Top-Down Cyber Risk Quantification
The top-down approach takes a high-level organizational perspective, assessing the financial impact of cyber scenarios based on the unique business model of a company. Thereby, the top-down approach views the company’s cyber risk profile within the overall cyber threat landscape. The focus is on enabling strategic decision-making in a fast-paced cyber threat landscape and aiding with the need for timely results. Data required by top-down models encompasses financial data, such as turnover, profits or costs of production, which determine how much a cyber incident will cost for the company and identify, where the major cyber risks lie in the company. In addition, Information Security information determines how likely the cyber scenario will occur, based on how well the company protects itself against the cyber scenario.
The top-down approach to cyber risk quantification often relies on probablistic simulations, such as Monte Carlo simulations, to generate predictive risk assessments. The key output metrics include modeled loss figures, commonly referred to as value-at-risk (VaR) numbers. For example, this approach can estimate the 2% financial loss-at-risk of €50 million resulting from a cyber incident.
This strategic top-down method is particularly useful for decision-making at the C-level and other management tiers, helping organizations effectively manage cyber risk. It supports a range of use cases, such as securing approval for information security budgets by demonstrating the return on security investments or determining strategic risk appetite for cyber risk transfer. It enables a holistic corporate cyber risk overview that ensures decision-making on enterprise level.
Bottom-Up Cyber Risk Quantification
The bottom-up approach provides a granular assessment of vulnerabilities and risks, often quantifying multiple granular threat sequences, aiding the operational level of the organization. It identifies a multitude of cyber scenarios for an organization, individually addressing specific vulnerabilities, attack vectors, assets, and impact score. Thereby, the data collection for bottom-up requires an extensive amount of time, firstly to conduct a granular Information Security Assessment on asset level and secondly to individually estimate the frequency and impact of all individual cyber scenarios, based on the involved assets. It can determine, what will a particular cyber scenario cost, if a certain asset fails.
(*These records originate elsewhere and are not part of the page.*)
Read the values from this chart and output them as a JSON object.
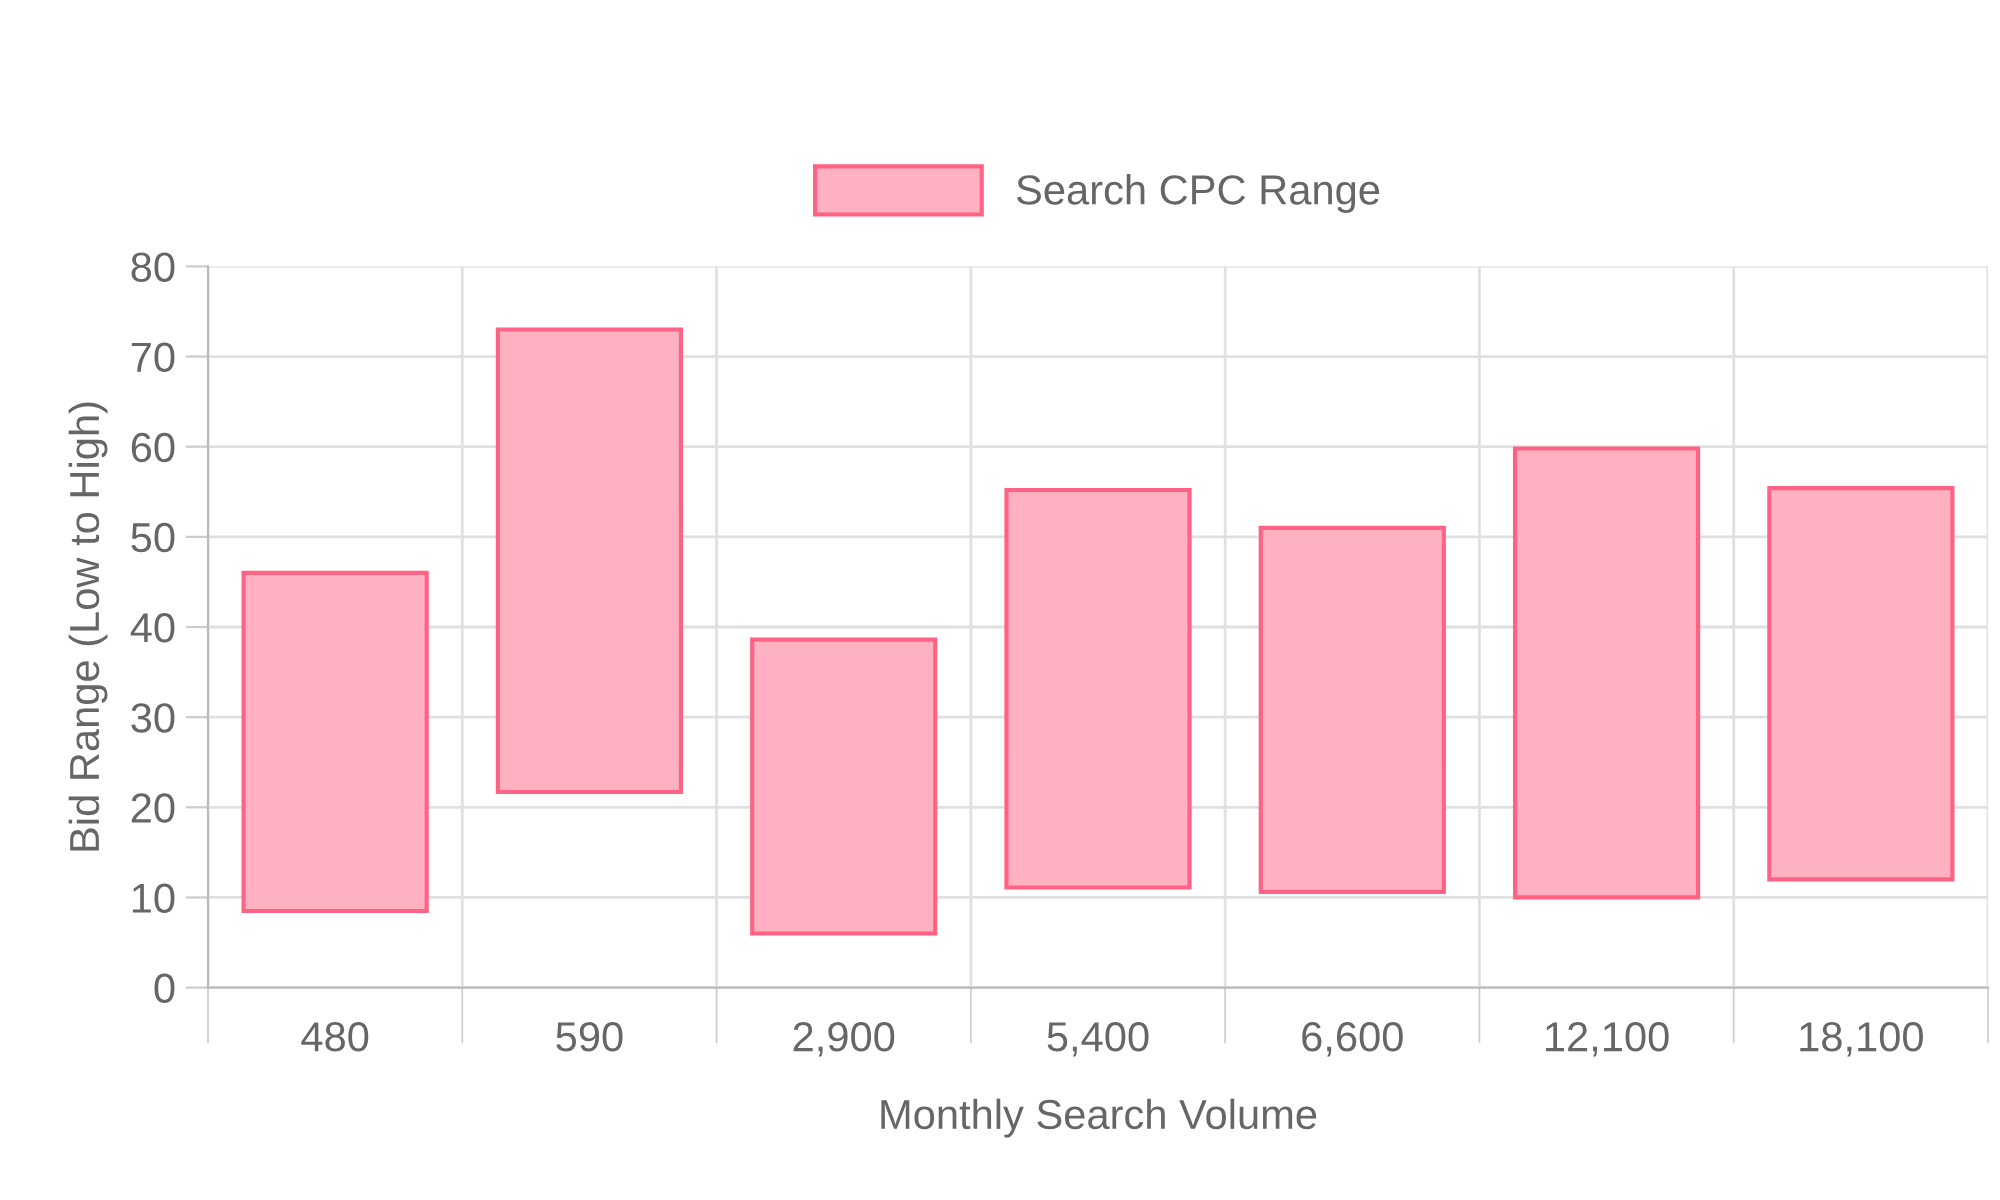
{
  "chart_data": {
    "type": "bar",
    "xlabel": "Monthly Search Volume",
    "ylabel": "Bid Range (Low to High)",
    "categories": [
      "480",
      "590",
      "2,900",
      "5,400",
      "6,600",
      "12,100",
      "18,100"
    ],
    "series": [
      {
        "name": "Search CPC Range",
        "color": "#ffb1c1",
        "base": [
          8.5,
          21.7,
          6,
          11.1,
          10.6,
          10,
          12
        ],
        "values": [
          37.5,
          51.3,
          32.6,
          44.1,
          40.4,
          49.8,
          43.4
        ]
      }
    ],
    "ylim": [
      0,
      80
    ],
    "yticks": [
      0,
      10,
      20,
      30,
      40,
      50,
      60,
      70,
      80
    ],
    "grid": true,
    "legend": "top"
  }
}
The bottom-up approach is useful for testing mitigation efforts on operational level, evaluating the effectiveness of new technologies, and assessing risk of assets. While it provides a detailed view of an organization's assets and Information Security standards for operational practitioners, quantifying cyber risk bottom-up and aggregating cyber risk at the enterprise level remains a challenge. This is majorly due to the fact, that the more narrowly defined cyber scenarios are, the higher the risk of overlapping scenarios and double-counting financial impacts at the enterprise level. Hence, the technical assessment enables a thorough view of the Information Security status, but lacks in effectiveness for cyber risk quantification.
Final Thoughts
By combining a detailed bottom-up technical assessments with top-down quantification, organizations can achieve a more holistic and accurate understanding of their overall cyber risk. Both top-down and bottom-up approaches are useful in effective cyber risk quantification. While top-down provides a strategic, financial view and is more targeted at cyber risk quantification, bottom-up offers detailed technical insights into assets. Each has its strengths and limitations, but combining the strengths ensures a more accurate and holistic assessment of cyber risk.